Remind class members that everyone faces adversity. Have a class member read aloud Doctrine and Covenants 122:7 to find out what the Lord told Joseph Smith in Liberty Jail about the adversity and afflictions he was facing.
Testify that the adversity we face can help us learn and grow and can be for our good. You may want to tell about some kind of adversity you have faced and how you grew from the experience.
Encourage class members to treat their trials as opportunities to learn and grow.
You may want to use one or more of these activities during the lesson.
Make copies of the crossword puzzle on page 33. Give each class member or pair of class members a copy of the puzzle, and have them look up the scriptures to complete the puzzle. Or put the puzzle on the chalkboard and have the entire class work together to solve it.
Across: 1-Smith; 3-peace; 4-Liberty; 6-experience; 7-trust; 8-gain.
Down: 1-small; 2-endure; 3-patient; 5-blessing.
Place a lightweight ball (such as a table tennis ball) in the bottom of a large glass jar with a lid. Fill the rest of the jar with uncooked wheat or rice, and put the lid on. Shake the jar up and down. As you do so, the ball will gradually rise to the top of the jar.
Explain that though the ball started at the bottom of the jar, it rose to the top because it is lighter than the wheat that surrounds it. Similarly, if we keep a positive attitude about our trials, we can rise above them instead of being kept down by them.
Explain that when we face adversity, it is helpful to remember that Heavenly Father loves us and knows what is best for us. While we may not understand how a particular trial or experience can be for our good, Heavenly Father does understand, and he will help us understand in his own time.

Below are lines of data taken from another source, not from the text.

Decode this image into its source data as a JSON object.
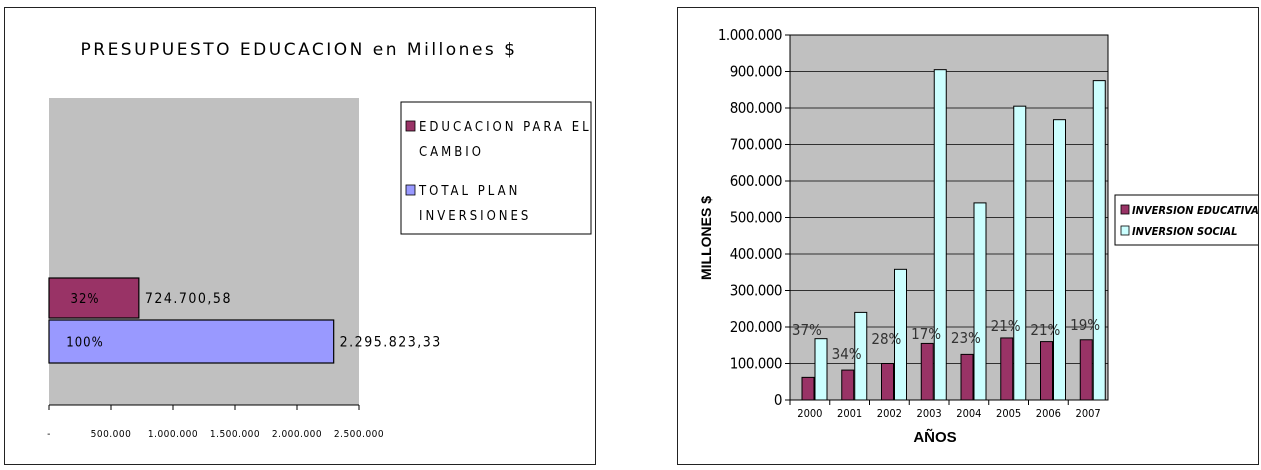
{
  "chart_data": [
    {
      "type": "bar",
      "orientation": "horizontal",
      "title": "PRESUPUESTO EDUCACION en Millones $",
      "categories": [
        "EDUCACION PARA EL CAMBIO",
        "TOTAL PLAN INVERSIONES"
      ],
      "series": [
        {
          "name": "EDUCACION PARA EL CAMBIO",
          "color": "#993366",
          "value": 724700.58,
          "value_label": "724.700,58",
          "pct_label": "32%"
        },
        {
          "name": "TOTAL PLAN INVERSIONES",
          "color": "#9999ff",
          "value": 2295823.33,
          "value_label": "2.295.823,33",
          "pct_label": "100%"
        }
      ],
      "legend": {
        "placement": "top-right",
        "lines": [
          [
            "EDUCACION PARA EL",
            "CAMBIO"
          ],
          [
            "TOTAL PLAN",
            "INVERSIONES"
          ]
        ]
      },
      "xlim": [
        0,
        2500000
      ],
      "xticks": [
        0,
        500000,
        1000000,
        1500000,
        2000000,
        2500000
      ],
      "xtick_labels": [
        "-",
        "500.000",
        "1.000.000",
        "1.500.000",
        "2.000.000",
        "2.500.000"
      ],
      "plot_bg": "#c0c0c0",
      "grid": false
    },
    {
      "type": "bar",
      "orientation": "vertical",
      "title": "",
      "xlabel": "AÑOS",
      "ylabel": "MILLONES $",
      "categories": [
        "2000",
        "2001",
        "2002",
        "2003",
        "2004",
        "2005",
        "2006",
        "2007"
      ],
      "series": [
        {
          "name": "INVERSION EDUCATIVA",
          "color": "#993366",
          "values": [
            62000,
            82000,
            100000,
            155000,
            125000,
            170000,
            160000,
            165000
          ]
        },
        {
          "name": "INVERSION SOCIAL",
          "color": "#ccffff",
          "values": [
            168000,
            240000,
            358000,
            905000,
            540000,
            805000,
            768000,
            875000
          ]
        }
      ],
      "annotations": [
        "37%",
        "34%",
        "28%",
        "17%",
        "23%",
        "21%",
        "21%",
        "19%"
      ],
      "ylim": [
        0,
        1000000
      ],
      "yticks": [
        0,
        100000,
        200000,
        300000,
        400000,
        500000,
        600000,
        700000,
        800000,
        900000,
        1000000
      ],
      "ytick_labels": [
        "0",
        "100.000",
        "200.000",
        "300.000",
        "400.000",
        "500.000",
        "600.000",
        "700.000",
        "800.000",
        "900.000",
        "1.000.000"
      ],
      "legend": {
        "placement": "right"
      },
      "plot_bg": "#c0c0c0",
      "grid": true
    }
  ]
}
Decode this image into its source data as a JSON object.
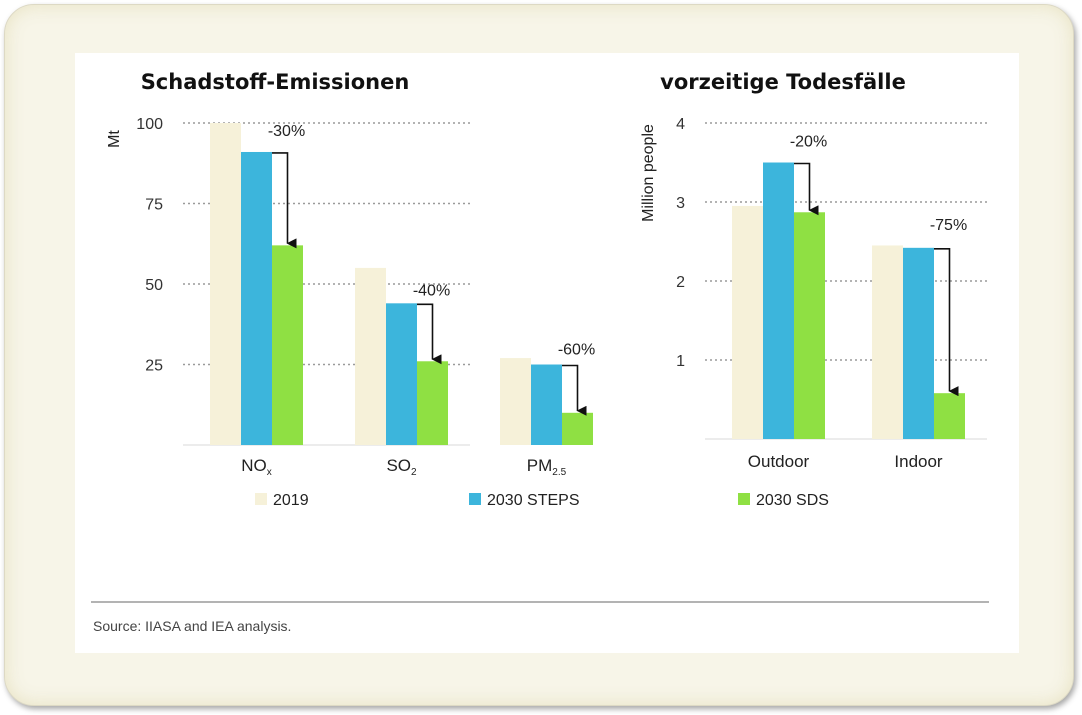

Read or have a class member read the following story told by Elder Hugh B. Brown, who was a member of the Quorum of the Twelve Apostles:
“I was living up in Canada. I had purchased a farm. … I went out one morning and saw a currant bush. It had grown up over six feet high. It was going all to wood. There were no blossoms and no currants. I was raised on a fruit farm … and I knew what ought to happen to that currant bush. So I got some pruning shears and went after it, and I cut it down, and pruned it, and clipped it back until there was nothing left but a little clump of stumps. It was just coming daylight, and I thought I saw on top of each of these little stumps what appeared to be a tear, and I thought the currant bush was crying. … I looked at it, and smiled, and said, ‘What are you crying about?’ You know, I thought I heard that currant bush talk, and I thought I heard it say this: ‘How could you do this to me? I was making such wonderful growth. I was almost as big as the shade tree and the fruit tree that are inside the fence, and now you have cut me down.’ … I said, ‘Look, little currant bush, I am the gardener here, and I know what I want you to be. I didn’t intend you to be a fruit tree or a shade tree. I want you to be a currant bush, and some day, little currant bush, when you are laden with fruit, you are going to say, “Thank you, Mr. Gardener”’” (“The Currant Bush,” New Era, Jan. 1973, 14).
How did the gardener show his concern for the currant bush? (He cut it back so that it could produce currants again.)
How are we like the currant bush? Who is like the gardener?
Explain that Elder Brown followed the story about the currant bush with a similar story from his own life. He had been bitterly disappointed when he was denied a promotion because he was a member of the Church. Years later, he looked back and realized that his life was better than it would have been if he had received the promotion. He was a stronger member of the Church and more the person that Heavenly Father wanted him to be.
Testify that Heavenly Father loves us and knows what is best for each of us. If we strive to live righteously and learn as we endure our trials, these trials will be for our good and help us become the people Heavenly Father wants us to be.